In other words, if left to themselves, scientists have always done a good job of creating an environment in which evidence matters -- and of punishing those who cheat on this principle by all but excommunicating them from the profession. While science may not necessarily be self-correcting, it likely comes as close as possible to the fact-based, rigorous testing of our beliefs against reality that could be invented by the human mind. In a world of cognitive bias, spin, ideology and just plain bullshit, science is one of the few instances where we catch humanity at its best.

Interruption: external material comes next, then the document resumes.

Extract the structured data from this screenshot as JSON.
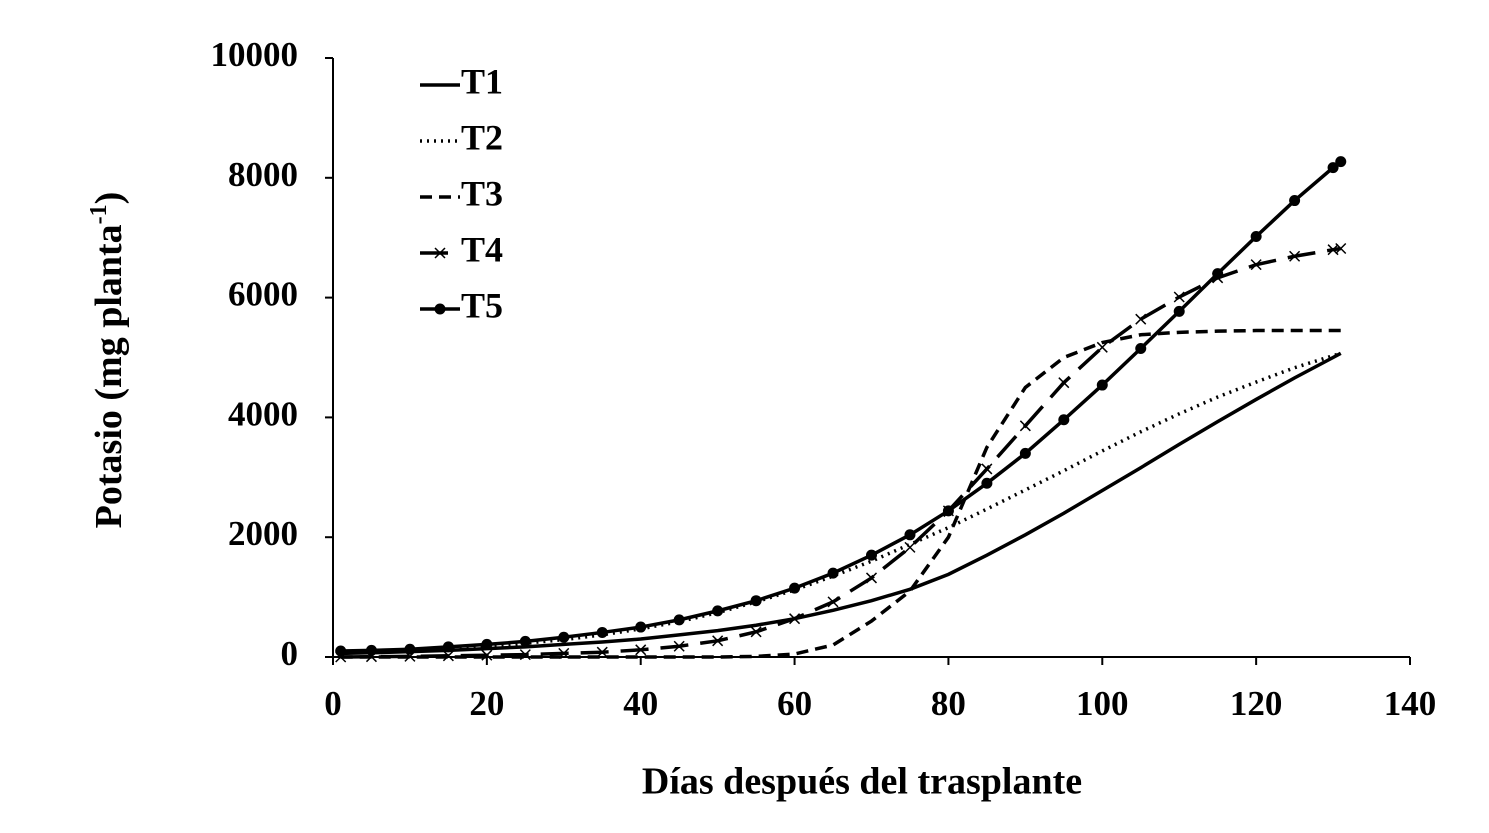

What is most special about science is not that it is perfect -- or that it is practiced by perfect individuals -- but that it is based on a set of values that seeks to keep us honest even in the face of wishful thinking, self-interest and a perverse set of motives that are sometimes exacerbated by the environment in which scientific research is practiced. Even if we delude ourselves or outright cheat, the community of scientists can correct us, guided by an expectation of openness to new ideas, coupled with rigorous skepticism and testing, that will in the long run ferret out even the most stubborn mistakes and misconceptions.
Science is extraordinary enough that we can defend it despite the challenges of its practice, based on the communitywide acceptance of its creed. No idea should be excluded merely based on where it came from, but neither can it be accepted until there is sufficient evidence in its favor and a rigorous attempt has been made to show that it is the best explanation for the phenomena in question. If it is, then it can be accepted as warranted … until some future evidence may come along to overthrow it, leading to an even better-warranted hypothesis.
Despite its drawbacks, this is the best way we can attempt to know a world in which there will always be some uncertainty.
This is the scientific attitude.
Lee McIntyre is a research fellow at the Center for Philosophy and History of Science at Boston University. He is the author of The Scientific Attitude: Defending Science From Denial, Fraud and Pseudoscience and Post-Truth, both published by MIT Press.